Everything had been said, but not everyone had said it. And so the members of the Rules and Bylaws Committee of the Democratic Party talked and talked and talked Saturday.
The morning session lasted five a half hours without a bathroom break. Then the committee spent a three-hour lunch talking some more. The ballroom at the Marriott Wardman Park Hotel in Washington, D.C., was so cold that you could have stored meat in it. But nobody was dissuaded. The members of the rules committee were being all they could be.
The topic at hand was what to do about the states of Florida and Michigan, which had been stripped of their delegates to the Democratic National Convention for holding primaries too early in the year.
But that was not really the topic at hand. The topic at hand was the process. The enormously complicated process through which Democrats pick a nominee.
"I feel a little bit like Alice in Wonderland," said Don Fowler, a committee member from South Carolina.
And I thought it was just me.
In the end, the committee restored all of the delegates to Michigan and Florida, but with only a half vote each. In Florida, this gave Hillary Clinton 52.5 votes and Barack Obama 33.5 votes. In Michigan, this gave Clinton 34.5 votes and Obama 29.5 votes. Got that?

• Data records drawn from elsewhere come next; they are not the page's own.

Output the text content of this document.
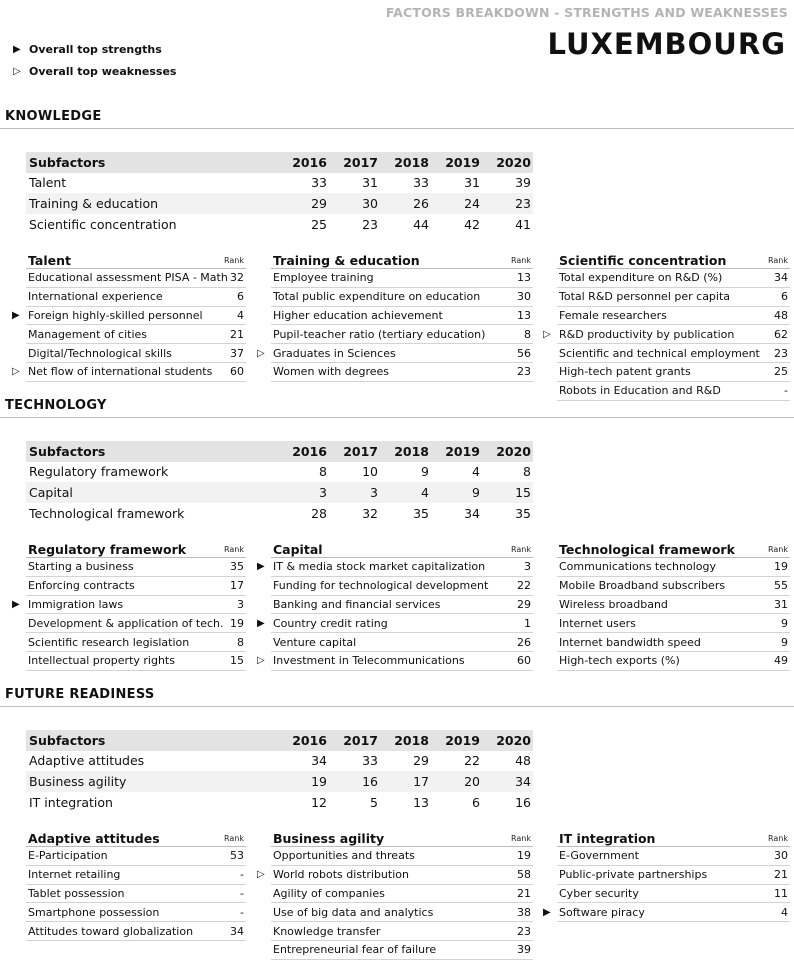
FACTORS BREAKDOWN - STRENGTHS AND WEAKNESSES
LUXEMBOURG
▶ Overall top strengths
▷ Overall top weaknesses
KNOWLEDGE
Subfactors	2016	2017	2018	2019	2020
Talent	33	31	33	31	39
Training & education	29	30	26	24	23
Scientific concentration	25	23	44	42	41
Talent	Rank
Educational assessment PISA - Math 32
International experience	6
▶ Foreign highly-skilled personnel	4
Management of cities	21
Digital/Technological skills	37
▷ Net flow of international students 60
Training & education	Rank
Employee training	13
Total public expenditure on education	30
Higher education achievement	13
Pupil-teacher ratio (tertiary education)	8
▷ Graduates in Sciences	56
Women with degrees	23
Scientific concentration	Rank
Total expenditure on R&D (%)	34
Total R&D personnel per capita	6
Female researchers	48
▷ R&D productivity by publication	62
Scientific and technical employment 23
High-tech patent grants	25
Robots in Education and R&D	-
TECHNOLOGY
Subfactors	2016	2017	2018	2019	2020
Regulatory framework	8	10	9	4	8
Capital	3	3	4	9	15
Technological framework	28	32	35	34	35
Regulatory framework	Rank
Starting a business	35
Enforcing contracts	17
▶ Immigration laws	3
Development & application of tech. 19
Scientific research legislation	8
Intellectual property rights	15
Capital	Rank
▶ IT & media stock market capitalization	3
Funding for technological development	22
Banking and financial services	29
▶ Country credit rating	1
Venture capital	26
▷ Investment in Telecommunications	60
Technological framework	Rank
Communications technology	19
Mobile Broadband subscribers	55
Wireless broadband	31
Internet users	9
Internet bandwidth speed	9
High-tech exports (%)	49
FUTURE READINESS
Subfactors	2016	2017	2018	2019	2020
Adaptive attitudes	34	33	29	22	48
Business agility	19	16	17	20	34
IT integration	12	5	13	6	16
Adaptive attitudes	Rank
E-Participation	53
Internet retailing	-
Tablet possession	-
Smartphone possession	-
Attitudes toward globalization	34
Business agility	Rank
Opportunities and threats	19
▷ World robots distribution	58
Agility of companies	21
Use of big data and analytics	38
Knowledge transfer	23
Entrepreneurial fear of failure	39
IT integration	Rank
E-Government	30
Public-private partnerships	21
Cyber security	11
▶ Software piracy	4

The members of the committee heatedly discussed rule "20.C.(1).(a)" and rule "20.C.(5)" and rule "20.C.(6)" and, of course, rule "13(a)," otherwise known as the "Fair Reflection Rule."
I am not sure how fair things were Saturday, but the committee members sure reflected.
Voices were raised. Tables were pounded. Clinton supporters in the audience shouted and the Clinton campaign said it reserved the right to take the whole fight one more step to the Credentials Committee. The process was processed.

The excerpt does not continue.